|Title||Creating disaster-resilient communities: Evaluating the promise and performance of new urbanism|
|Publication Type||Journal Article|
|Year of Publication||2010|
|Authors||Stevens, M, Berke, PR, Song, Y|
|Journal||Landscape and Urban Planning|
|Keywords||Disaster resilience, land use planning, Natural hazard mitigation, New Urbanism, Planning staff technical assistance|
Conventional low-density development patterns have been cited as a partial explanation for increasing per capita losses from natural hazards in the United States. There is an emerging appeal for New Urbanist design as an alternative to conventional low-density development, and particular features of New Urbanist design make it theoretically amenable to reducing natural hazard losses. However, because New Urbanist developments are built at relatively high densities, they can exacerbate hazard risk when they locate in areas subject to natural hazards and do not incorporate sufficient hazard mitigation techniques such that hazard risk is adequately reduced. We present a comparative evaluation of 33 matched pairs of New Urbanist and conventional developments located in floodplains to evaluate whether New Urbanist developments are incorporating hazard mitigation techniques at a greater rate than are conventional developments.

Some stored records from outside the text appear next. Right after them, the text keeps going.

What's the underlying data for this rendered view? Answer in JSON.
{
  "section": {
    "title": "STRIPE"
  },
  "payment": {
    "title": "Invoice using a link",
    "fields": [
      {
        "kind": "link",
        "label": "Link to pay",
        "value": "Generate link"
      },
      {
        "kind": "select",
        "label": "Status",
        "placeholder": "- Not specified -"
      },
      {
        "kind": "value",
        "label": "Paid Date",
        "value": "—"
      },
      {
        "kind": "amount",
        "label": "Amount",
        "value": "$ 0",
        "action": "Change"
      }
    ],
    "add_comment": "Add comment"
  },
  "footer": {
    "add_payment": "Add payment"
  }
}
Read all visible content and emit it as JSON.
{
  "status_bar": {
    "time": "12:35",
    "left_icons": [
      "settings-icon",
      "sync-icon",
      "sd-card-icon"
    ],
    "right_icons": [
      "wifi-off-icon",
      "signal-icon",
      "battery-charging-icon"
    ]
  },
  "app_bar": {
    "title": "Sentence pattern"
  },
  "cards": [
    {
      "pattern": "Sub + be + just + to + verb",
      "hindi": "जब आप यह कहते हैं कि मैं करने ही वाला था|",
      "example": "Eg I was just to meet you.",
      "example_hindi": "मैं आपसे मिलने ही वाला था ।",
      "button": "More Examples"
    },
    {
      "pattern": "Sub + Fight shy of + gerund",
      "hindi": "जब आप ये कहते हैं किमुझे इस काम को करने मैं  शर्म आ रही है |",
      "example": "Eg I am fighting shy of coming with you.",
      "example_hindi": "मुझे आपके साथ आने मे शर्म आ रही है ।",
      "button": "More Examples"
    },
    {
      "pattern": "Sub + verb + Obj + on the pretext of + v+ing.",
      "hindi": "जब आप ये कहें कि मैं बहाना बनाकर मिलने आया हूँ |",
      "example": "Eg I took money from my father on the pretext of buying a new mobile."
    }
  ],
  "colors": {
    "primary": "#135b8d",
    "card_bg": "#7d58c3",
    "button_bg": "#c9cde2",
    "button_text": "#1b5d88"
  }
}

We find that New Urbanist design does not appear to make a difference in the use of hazard mitigation techniques. While New Urbanist developments use more hazard mitigation techniques on average than do conventional developments, this difference appears to stem not from the difference in design type but rather from increased local government technical assistance in the review of New Urbanist relative to conventional developments. We recommend that New Urbanist designers and local governments engage in more proactive land use planning and take more responsibility to make sure that hazard mitigation techniques are integrated into New Urbanist project site designs.